Friday, January 20, 2017

Forgetfulness and Memory Loss at Work

memory stages line drawing in 3 panels
Memory loss results from disruption at any of these processes

Forgetfulness and Memory Loss 

Forgetfulness or failure to remember information, is a common complaint. All of us have at some time or the other forgotten to make that important call, to pick up some items from the store, an anniversary or birthday, or a colleague’s name. Students forget what they have “learnt” during exams. We often can’t remember where we have left our car keys, our wallet or that important document. Is it normal? And more importantly; when do we need to seek help?

Forgetfulness or memory loss and difficulty concentrating are common symptoms of mental health disorders. This is specially so in depression, anxiety disorders, ADHD (Attention Deficit Hyperactivity Disorder), and dementias as shown in the examples below.
A young working professional seeks help for increased forgetfulness and poor ability to focus at work. Further probing reveals decreased interest in doing things at work and home. She is also irritable, depressed and her sleep is disturbed. These symptoms of low mood can exist in the background of memory loss and problems with focus.
A student during exams has high anxiety causing memory loss. She cannot recall the answer to a certain question. She gets nervous. This causes her to make mistakes in the next question. She tends to panic; fail to recall what she studied. This vicious cycle is common in anxiety disorders and can manifest as problems with concentration, memory and forgetfulness.
An older person does not just forget the name of his neighbour (something that may happen to any of us); but also who she is. He has problems using money, and with shopping. Difficulties at work manifest towards the end of the career. Dementias affect the aged; cause memory loss and affect the context of the memory. 
A young professional has problems organising and completing projects at work. There may be a history of attention and academic problems in school. Working memory gaps are common in this group. ADHD is a common cause of this problem in adults.

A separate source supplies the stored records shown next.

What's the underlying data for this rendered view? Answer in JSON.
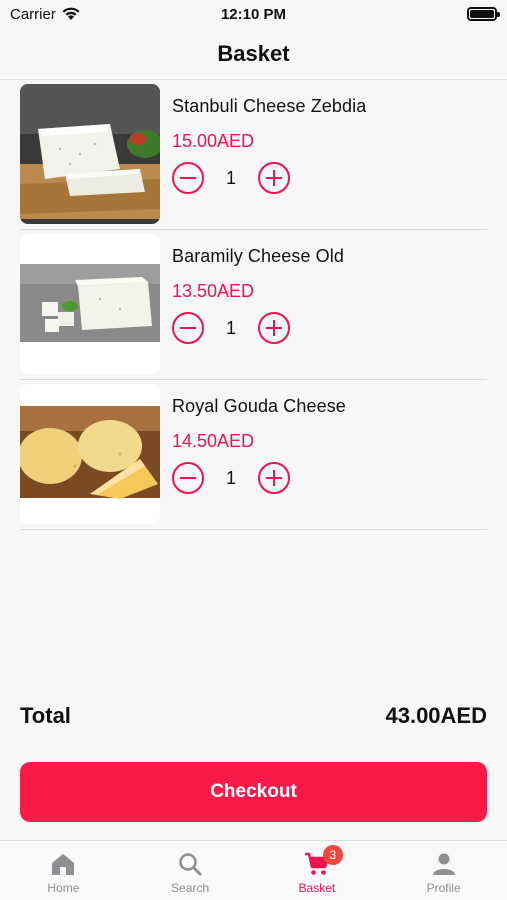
{
  "status_bar": {
    "carrier": "Carrier",
    "time": "12:10 PM"
  },
  "header": {
    "title": "Basket"
  },
  "items": [
    {
      "name": "Stanbuli Cheese Zebdia",
      "price": "15.00AED",
      "quantity": "1",
      "image": "cheese-block-on-board"
    },
    {
      "name": "Baramily Cheese Old",
      "price": "13.50AED",
      "quantity": "1",
      "image": "white-cheese-cubes"
    },
    {
      "name": "Royal Gouda Cheese",
      "price": "14.50AED",
      "quantity": "1",
      "image": "gouda-wheel-wedge"
    }
  ],
  "summary": {
    "total_label": "Total",
    "total_value": "43.00AED"
  },
  "checkout": {
    "label": "Checkout"
  },
  "tabs": [
    {
      "label": "Home",
      "icon": "home-icon",
      "active": false
    },
    {
      "label": "Search",
      "icon": "search-icon",
      "active": false
    },
    {
      "label": "Basket",
      "icon": "cart-icon",
      "active": true,
      "badge": "3"
    },
    {
      "label": "Profile",
      "icon": "person-icon",
      "active": false
    }
  ],
  "colors": {
    "accent": "#f0134d",
    "checkout": "#fa1a4a",
    "inactive": "#8e8e93"
  }
}
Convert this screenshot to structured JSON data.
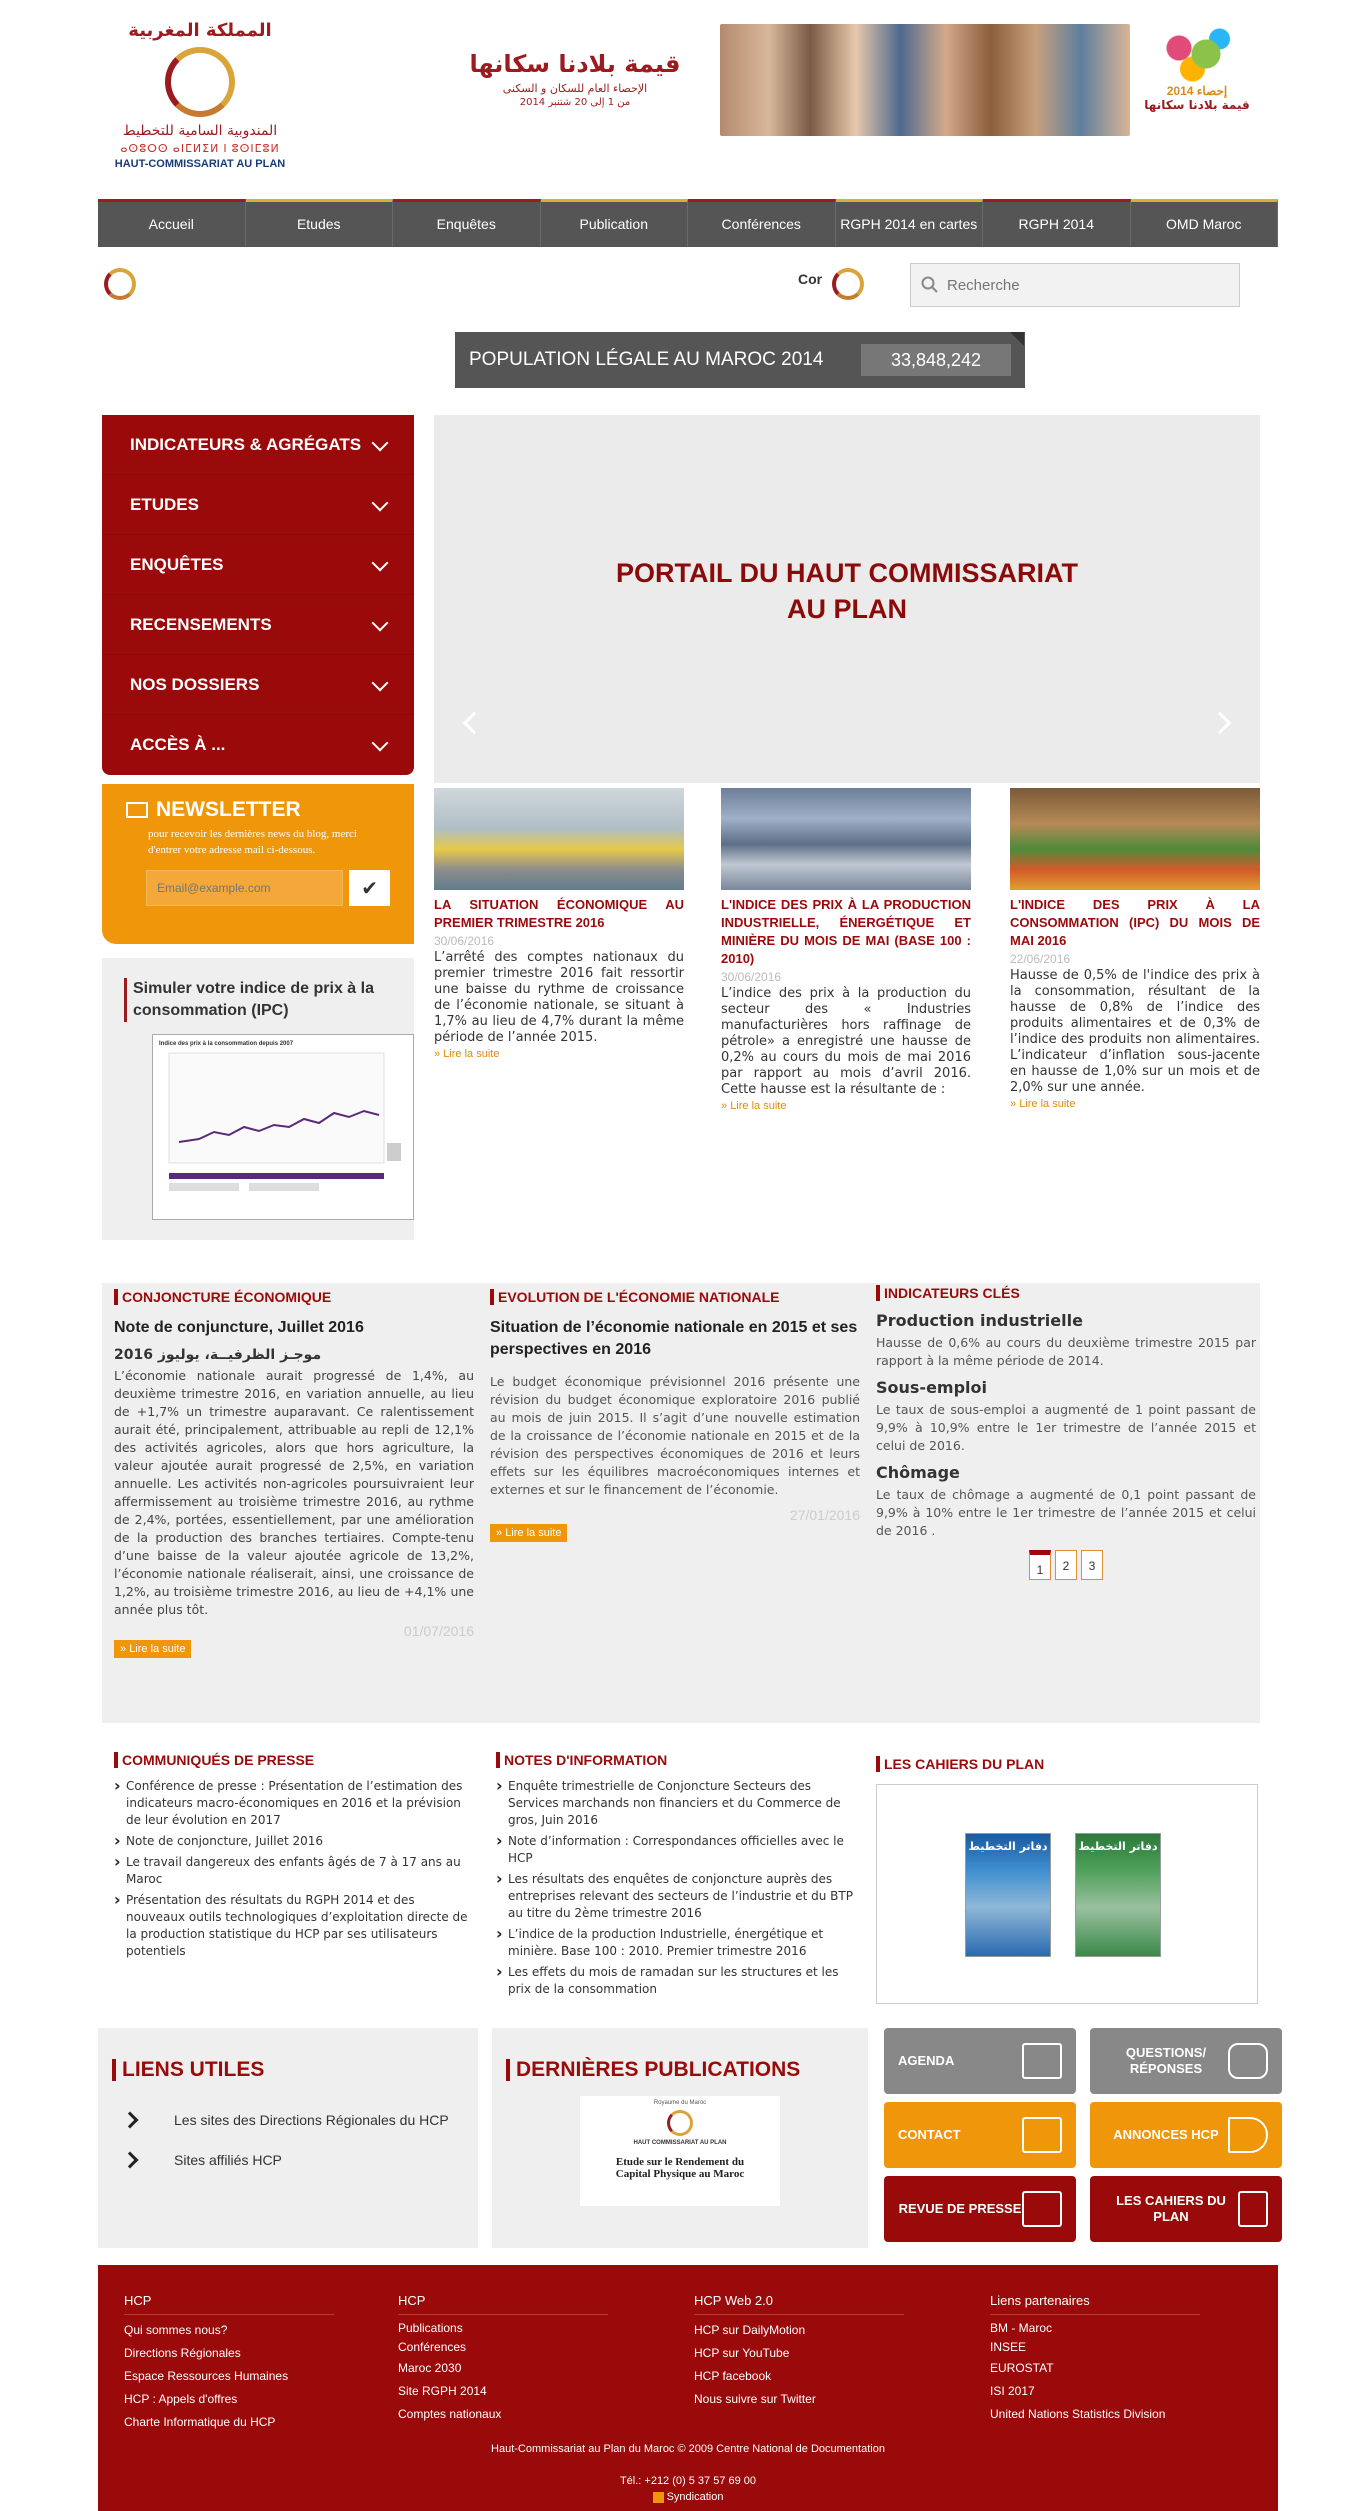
{
  "header": {
    "logo_ar": "المملكة المغربية",
    "logo_ar2": "المندوبية السامية للتخطيط",
    "logo_tif": "ⴰⵙⵓⵔⵙ ⴰⵏⵎⵍⵉⵍ ⵏ ⵓⵙⵏⵎⵓⵍ",
    "logo_fr": "HAUT-COMMISSARIAT AU PLAN",
    "banner_ar1": "قيمة بلادنا سكانها",
    "banner_ar2": "الإحصاء العام للسكان و السكنى",
    "banner_ar3": "من 1 إلى 20 شتنبر 2014",
    "rgph_t1": "2014 إحصاء",
    "rgph_t2": "قيمة بلادنا سكانها"
  },
  "nav": [
    "Accueil",
    "Etudes",
    "Enquêtes",
    "Publication",
    "Conférences",
    "RGPH 2014 en cartes",
    "RGPH 2014",
    "OMD Maroc"
  ],
  "subheader": {
    "ticker": "Cor",
    "search_placeholder": "Recherche"
  },
  "population": {
    "label": "POPULATION LÉGALE AU MAROC 2014",
    "value": "33,848,242"
  },
  "left_menu": [
    "INDICATEURS & AGRÉGATS",
    "ETUDES",
    "ENQUÊTES",
    "RECENSEMENTS",
    "NOS DOSSIERS",
    "ACCÈS À ..."
  ],
  "newsletter": {
    "title": "NEWSLETTER",
    "desc": "pour recevoir les dernières news du blog, merci d'entrer votre adresse mail ci-dessous.",
    "placeholder": "Email@example.com",
    "button": "✔"
  },
  "ipc": {
    "title": "Simuler votre indice de prix à la consommation (IPC)",
    "chart_caption": "Indice des prix à la consommation depuis 2007"
  },
  "slider": {
    "title_line1": "PORTAIL DU HAUT COMMISSARIAT",
    "title_line2": "AU PLAN"
  },
  "cards": [
    {
      "title": "LA SITUATION ÉCONOMIQUE AU PREMIER TRIMESTRE 2016",
      "date": "30/06/2016",
      "text": "L’arrêté des comptes nationaux du premier trimestre 2016 fait ressortir une baisse du rythme de croissance de l’économie nationale, se situant à 1,7% au lieu de 4,7% durant la même période de l’année 2015.",
      "more": "Lire la suite"
    },
    {
      "title": "L'INDICE DES PRIX À LA PRODUCTION INDUSTRIELLE, ÉNERGÉTIQUE ET MINIÈRE DU MOIS DE MAI (BASE 100 : 2010)",
      "date": "30/06/2016",
      "text": "L’indice des prix à la production du secteur des « Industries manufacturières hors raffinage de pétrole» a enregistré une hausse de 0,2% au cours du mois de mai 2016 par rapport au mois d’avril 2016. Cette hausse est la résultante de :",
      "more": "Lire la suite"
    },
    {
      "title": "L'INDICE DES PRIX À LA CONSOMMATION (IPC) DU MOIS DE MAI 2016",
      "date": "22/06/2016",
      "text": "Hausse de 0,5% de l'indice des prix à la consommation, résultant de la hausse de 0,8% de l’indice des produits alimentaires et de 0,3% de l’indice des produits non alimentaires. L’indicateur d’inflation sous-jacente en hausse de 1,0% sur un mois et de 2,0% sur une année.",
      "more": "Lire la suite"
    }
  ],
  "conjoncture": {
    "head": "CONJONCTURE ÉCONOMIQUE",
    "title": "Note de conjuncture, Juillet 2016",
    "subtitle_ar": "موجـز الظرفيــة، يوليوز 2016",
    "text": "L’économie nationale aurait progressé de 1,4%, au deuxième trimestre 2016, en variation annuelle, au lieu de +1,7% un trimestre auparavant. Ce ralentissement aurait été, principalement, attribuable au repli de 12,1% des activités agricoles, alors que hors agriculture, la valeur ajoutée aurait progressé de 2,5%, en variation annuelle. Les activités non-agricoles poursuivraient leur affermissement au troisième trimestre 2016, au rythme de 2,4%, portées, essentiellement, par une amélioration de la production des branches tertiaires. Compte-tenu d’une baisse de la valeur ajoutée agricole de 13,2%, l’économie nationale réaliserait, ainsi, une croissance de 1,2%, au troisième trimestre 2016, au lieu de +4,1% une année plus tôt.",
    "more": "Lire la suite",
    "date": "01/07/2016"
  },
  "evolution": {
    "head": "EVOLUTION DE L'ÉCONOMIE NATIONALE",
    "title": "Situation de l’économie nationale en 2015 et ses perspectives en 2016",
    "text": "Le budget économique prévisionnel 2016 présente une révision du budget économique exploratoire 2016 publié au mois de juin 2015. Il s’agit d’une nouvelle estimation de la croissance de l’économie nationale en 2015 et de la révision des perspectives économiques de 2016 et leurs effets sur les équilibres macroéconomiques internes et externes et sur le financement de l’économie.",
    "date": "27/01/2016",
    "more": "Lire la suite"
  },
  "indicateurs": {
    "head": "INDICATEURS CLÉS",
    "items": [
      {
        "title": "Production industrielle",
        "text": "Hausse de 0,6% au cours du deuxième trimestre 2015 par rapport à la même période de 2014."
      },
      {
        "title": "Sous-emploi",
        "text": "Le taux de sous-emploi a augmenté de 1 point passant de 9,9% à 10,9% entre le 1er trimestre de l’année 2015 et celui de 2016."
      },
      {
        "title": "Chômage",
        "text": "Le taux de chômage a augmenté de 0,1 point passant de 9,9% à 10% entre le 1er trimestre de l’année 2015 et celui de 2016 ."
      }
    ],
    "pages": [
      "1",
      "2",
      "3"
    ]
  },
  "communiques": {
    "head": "COMMUNIQUÉS DE PRESSE",
    "items": [
      "Conférence de presse : Présentation de l’estimation des indicateurs macro-économiques en 2016 et la prévision de leur évolution en 2017",
      "Note de conjoncture, Juillet 2016",
      "Le travail dangereux des enfants âgés de 7 à 17 ans au Maroc",
      "Présentation des résultats du RGPH 2014 et des nouveaux outils technologiques d’exploitation directe de la production statistique du HCP par ses utilisateurs potentiels"
    ]
  },
  "notes": {
    "head": "NOTES D'INFORMATION",
    "items": [
      "Enquête trimestrielle de Conjoncture Secteurs des Services marchands non financiers et du Commerce de gros, Juin 2016",
      "Note d’information : Correspondances officielles avec le HCP",
      "Les résultats des enquêtes de conjoncture auprès des entreprises relevant des secteurs de l’industrie et du BTP au titre du 2ème trimestre 2016",
      "L’indice de la production Industrielle, énergétique et minière. Base 100 : 2010. Premier trimestre 2016",
      "Les effets du mois de ramadan sur les structures et les prix de la consommation"
    ]
  },
  "cahiers": {
    "head": "LES CAHIERS DU PLAN",
    "cover_ar": "دفاتر التخطيط"
  },
  "liens": {
    "head": "LIENS UTILES",
    "items": [
      "Les sites des Directions Régionales du HCP",
      "Sites affiliés HCP"
    ]
  },
  "publications": {
    "head": "DERNIÈRES PUBLICATIONS",
    "doc_top": "Royaume du Maroc",
    "doc_org": "HAUT COMMISSARIAT AU PLAN",
    "doc_title": "Etude sur le Rendement du Capital Physique au Maroc"
  },
  "tiles": [
    {
      "label": "AGENDA",
      "color": "#888888",
      "icon": "calendar-icon"
    },
    {
      "label": "QUESTIONS/ RÉPONSES",
      "color": "#888888",
      "icon": "chat-icon"
    },
    {
      "label": "CONTACT",
      "color": "#f0960a",
      "icon": "contact-card-icon"
    },
    {
      "label": "ANNONCES HCP",
      "color": "#f0960a",
      "icon": "megaphone-icon"
    },
    {
      "label": "REVUE DE PRESSE",
      "color": "#9b0a0a",
      "icon": "newspaper-icon"
    },
    {
      "label": "LES CAHIERS DU PLAN",
      "color": "#9b0a0a",
      "icon": "book-icon"
    }
  ],
  "footer": {
    "cols": [
      {
        "head": "HCP",
        "links": [
          "Qui sommes nous?",
          "Directions Régionales",
          "Espace Ressources Humaines",
          "HCP : Appels d'offres",
          "Charte Informatique du HCP"
        ]
      },
      {
        "head": "HCP",
        "links": [
          "Publications",
          "Conférences",
          "Maroc 2030",
          "Site RGPH 2014",
          "Comptes nationaux"
        ]
      },
      {
        "head": "HCP Web 2.0",
        "links": [
          "HCP sur DailyMotion",
          "HCP sur YouTube",
          "HCP facebook",
          "Nous suivre sur Twitter"
        ]
      },
      {
        "head": "Liens partenaires",
        "links": [
          "BM - Maroc",
          "INSEE",
          "EUROSTAT",
          "ISI 2017",
          "United Nations Statistics Division"
        ]
      }
    ],
    "copyright": "Haut-Commissariat au Plan du Maroc © 2009 Centre National de Documentation",
    "tel": "Tél.: +212 (0) 5 37 57 69 00",
    "rss": "Syndication"
  }
}
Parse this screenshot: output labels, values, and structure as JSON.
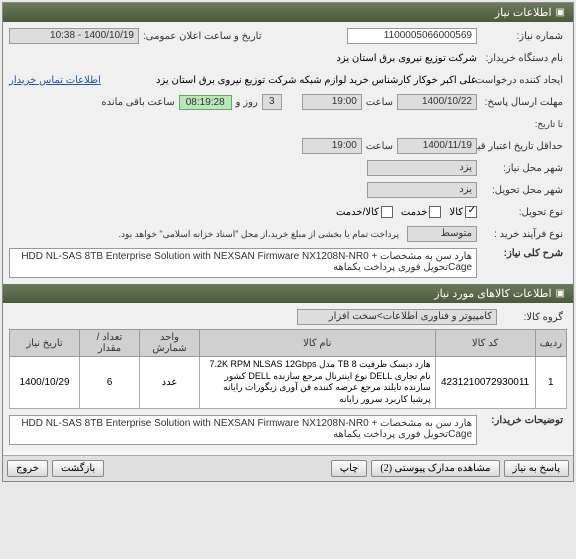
{
  "header": {
    "title": "اطلاعات نیاز"
  },
  "form": {
    "need_no_label": "شماره نیاز:",
    "need_no": "1100005066000569",
    "public_dt_label": "تاریخ و ساعت اعلان عمومی:",
    "public_dt": "1400/10/19 - 10:38",
    "buyer_org_label": "نام دستگاه خریدار:",
    "buyer_org": "شرکت توزیع نیروی برق استان یزد",
    "requester_label": "ایجاد کننده درخواست:",
    "requester": "علی اکبر خوکار  کارشناس خرید لوازم شبکه  شرکت توزیع نیروی برق استان یزد",
    "buyer_contact_link": "اطلاعات تماس خریدار",
    "deadline_label": "مهلت ارسال پاسخ:",
    "deadline_until": "تا تاریخ:",
    "deadline_date": "1400/10/22",
    "time_label": "ساعت",
    "deadline_time": "19:00",
    "countdown": "08:19:28",
    "days": "3",
    "days_suffix": "روز و",
    "remaining": "ساعت باقی مانده",
    "validity_label": "حداقل تاریخ اعتبار قیمت تا:",
    "validity_date": "1400/11/19",
    "validity_time": "19:00",
    "need_city_label": "شهر محل نیاز:",
    "need_city": "یزد",
    "delivery_city_label": "شهر محل تحویل:",
    "delivery_city": "یزد",
    "delivery_type_label": "نوع تحویل:",
    "goods": "کالا",
    "service": "خدمت",
    "goods_service": "کالا/خدمت",
    "purchase_type_label": "نوع فرآیند خرید :",
    "purchase_note": "پرداخت تمام یا بخشی از مبلغ خرید،از محل \"اسناد خزانه اسلامی\" خواهد بود.",
    "need_mid": "متوسط",
    "summary_label": "شرح کلی نیاز:",
    "summary": "هارد سن به مشخصات  HDD NL-SAS 8TB Enterprise Solution with NEXSAN Firmware NX1208N-NR0 + Cageتحویل فوری پرداخت یکماهه"
  },
  "items_header": {
    "title": "اطلاعات کالاهای مورد نیاز",
    "group_label": "گروه کالا:",
    "group": "کامپیوتر و فناوری اطلاعات>سخت افزار"
  },
  "table": {
    "cols": [
      "ردیف",
      "کد کالا",
      "نام کالا",
      "واحد شمارش",
      "تعداد / مقدار",
      "تاریخ نیاز"
    ],
    "rows": [
      {
        "idx": "1",
        "code": "4231210072930011",
        "name": "هارد دیسک ظرفیت TB 8 مدل 7.2K RPM NLSAS 12Gbps نام تجاری DELL نوع اینترنال مرجع سازنده DELL کشور سازنده تایلند مرجع عرضه کننده فن آوری زیگورات رایانه پرشیا کاربرد سرور رایانه",
        "unit": "عدد",
        "qty": "6",
        "date": "1400/10/29"
      }
    ]
  },
  "buyer_notes_label": "توضیحات خریدار:",
  "buyer_notes": "هارد سن به مشخصات  HDD NL-SAS 8TB Enterprise Solution with NEXSAN Firmware NX1208N-NR0 + Cageتحویل فوری پرداخت یکماهه",
  "buttons": {
    "respond": "پاسخ به نیاز",
    "attachments": "مشاهده مدارک پیوستی (2)",
    "print": "چاپ",
    "back": "بازگشت",
    "exit": "خروج"
  }
}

Memory Processing in the Brain

To understand further, it helps to know in brief how memory works. It is a 3 stage process
Encoding
The stage when sounds, images and other sensations are given meaning is called encoding. Sensations are coded electrically for access by other brain areas. (We hear a catchy song from a new movie).
Storage
The process of association or tagging the input with other bits of data to make it persist. The song thus gets stored in our long term memory. Initially, the song remains for a very short while. At this point it is in our working or short term memory. It is encoded. However, we forget the song as the next scene unfolds on screen. The song is repeated at the end of the movie; someone hums the song as we leave the hall. The visuals of the song, and the feelings evoked, the fact that it was a famous actor, then reinforce the memory and makes it persist.
Retrieval
When we need to use this stored data, the brain fishes it out from its long term memory. The more the associations or tags we formed earlier, the more easily the brain can access the information.
Problems in memory can therefore occur at any of these stages. Many of these occur at the stage of encoding because we are simply not paying attention; and many other distractions are vying for our focus at the same time. (e.g checking our FB messages while studying). The brain does not multi-task, it can only do one thing at a time.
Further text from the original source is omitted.